涙の涸れる日
「高梨さんが好きなの。どうしても忘れられないの」

 そんな事を言われても何も感じない。
 ただ腹立たしい。

「一度だけだと言っただろ。忘れたのか?」

「そのつもりだった。でも……。あの日、抱いてもらって凄く幸せだったの」

「酔っていたとはいえ申し訳ない事をしたと思ってる。すまなかった」

「止めて。私は嬉しかったの。学生時代に憧れていた高梨さんと男と女の関係になれて……」

「…………」

「お願い。私と付き合ってください」

「俺は結婚してるんだ。そんな事は出来ない」

「知ってます。可愛い奥さんが居る事も……。時々会ってくれれば良いから」

「田所主任。自分が言っている事の意味が分かってるのか?」

「最低な事を言ってるのは自分でも分かってるの。でも、どうしようもないの。それでも高梨さんが欲しいの」
熱っぽい眼差しを向けて言う。

「田所主任。あなたの言う事は、とても受け入れられない。
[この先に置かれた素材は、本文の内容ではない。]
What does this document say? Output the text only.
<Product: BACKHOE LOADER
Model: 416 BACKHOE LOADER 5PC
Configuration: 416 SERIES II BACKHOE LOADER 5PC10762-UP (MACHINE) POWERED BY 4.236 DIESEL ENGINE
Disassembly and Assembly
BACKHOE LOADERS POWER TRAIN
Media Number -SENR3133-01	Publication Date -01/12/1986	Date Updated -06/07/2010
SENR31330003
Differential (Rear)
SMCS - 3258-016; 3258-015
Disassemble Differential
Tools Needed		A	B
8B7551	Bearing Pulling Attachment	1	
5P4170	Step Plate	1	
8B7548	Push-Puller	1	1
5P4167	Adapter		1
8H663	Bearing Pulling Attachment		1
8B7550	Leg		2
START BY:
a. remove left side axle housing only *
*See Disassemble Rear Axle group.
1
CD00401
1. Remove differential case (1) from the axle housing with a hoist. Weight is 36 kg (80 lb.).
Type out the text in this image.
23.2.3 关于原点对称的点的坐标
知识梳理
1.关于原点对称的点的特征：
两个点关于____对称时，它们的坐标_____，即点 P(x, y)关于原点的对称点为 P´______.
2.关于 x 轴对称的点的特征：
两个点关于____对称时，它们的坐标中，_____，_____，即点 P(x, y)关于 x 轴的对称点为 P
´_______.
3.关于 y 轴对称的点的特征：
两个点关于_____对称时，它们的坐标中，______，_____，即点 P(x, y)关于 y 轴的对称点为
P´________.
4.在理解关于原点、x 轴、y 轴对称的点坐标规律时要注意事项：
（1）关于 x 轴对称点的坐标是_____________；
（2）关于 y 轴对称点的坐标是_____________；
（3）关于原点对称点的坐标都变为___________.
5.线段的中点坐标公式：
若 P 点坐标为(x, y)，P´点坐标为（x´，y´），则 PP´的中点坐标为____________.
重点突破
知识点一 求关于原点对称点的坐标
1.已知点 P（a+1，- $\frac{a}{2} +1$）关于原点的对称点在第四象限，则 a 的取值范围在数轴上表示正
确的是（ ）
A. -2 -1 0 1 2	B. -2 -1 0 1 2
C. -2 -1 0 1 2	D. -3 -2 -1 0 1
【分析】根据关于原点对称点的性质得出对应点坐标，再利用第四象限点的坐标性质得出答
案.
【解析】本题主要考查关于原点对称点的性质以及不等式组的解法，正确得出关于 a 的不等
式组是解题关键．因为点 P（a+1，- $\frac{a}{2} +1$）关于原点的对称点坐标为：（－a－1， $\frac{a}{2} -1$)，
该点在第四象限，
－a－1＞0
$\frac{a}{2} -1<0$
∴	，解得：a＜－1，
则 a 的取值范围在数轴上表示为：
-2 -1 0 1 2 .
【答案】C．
帰らせてもらう」

「じゃあ、きょうだけ。今だけで良い」

「はあ?」

「この京都で、もう一度だけで良いから……。抱いてください……」

「…………」

「お願い……」

 ため息しか出ない。こんな女の為に時間を割くなんて……。

「だったら脱げよ」
感情の込もらない声で吐き捨てる。

「えっ…………?」
一瞬怯えた表情を見せた……。

「俺に抱かれたいんだろ?」

 この言葉で思っていた人と違うと怒って帰ってくれる事を期待した。
 が、この女には通用しなかった。

 ベッドの前に立ち脱ぎ始める。
 その様子を見ても何も感じない。ただ面倒な事に巻き込まれたとしか思えない。
 

 結局……。怒りに任せて彼女を抱いた……。最低だ。

 ベッドの中で
「由布子って呼んで……佑真……」

 こんな時間から明るい部屋でカーテンすら閉めないで欲だけをぶつけ合うような行為……。


 愛しい紗耶とは違う……。
 紗耶の綺麗な体とはまるで違う……。


 お世辞にも美人とは言えない、メイクだけで作り上げた顔……。

 だが……。豊満な熟れた体と貪欲な迄に俺を欲しがる由布子に溺れていくのを否定は出来なかった……。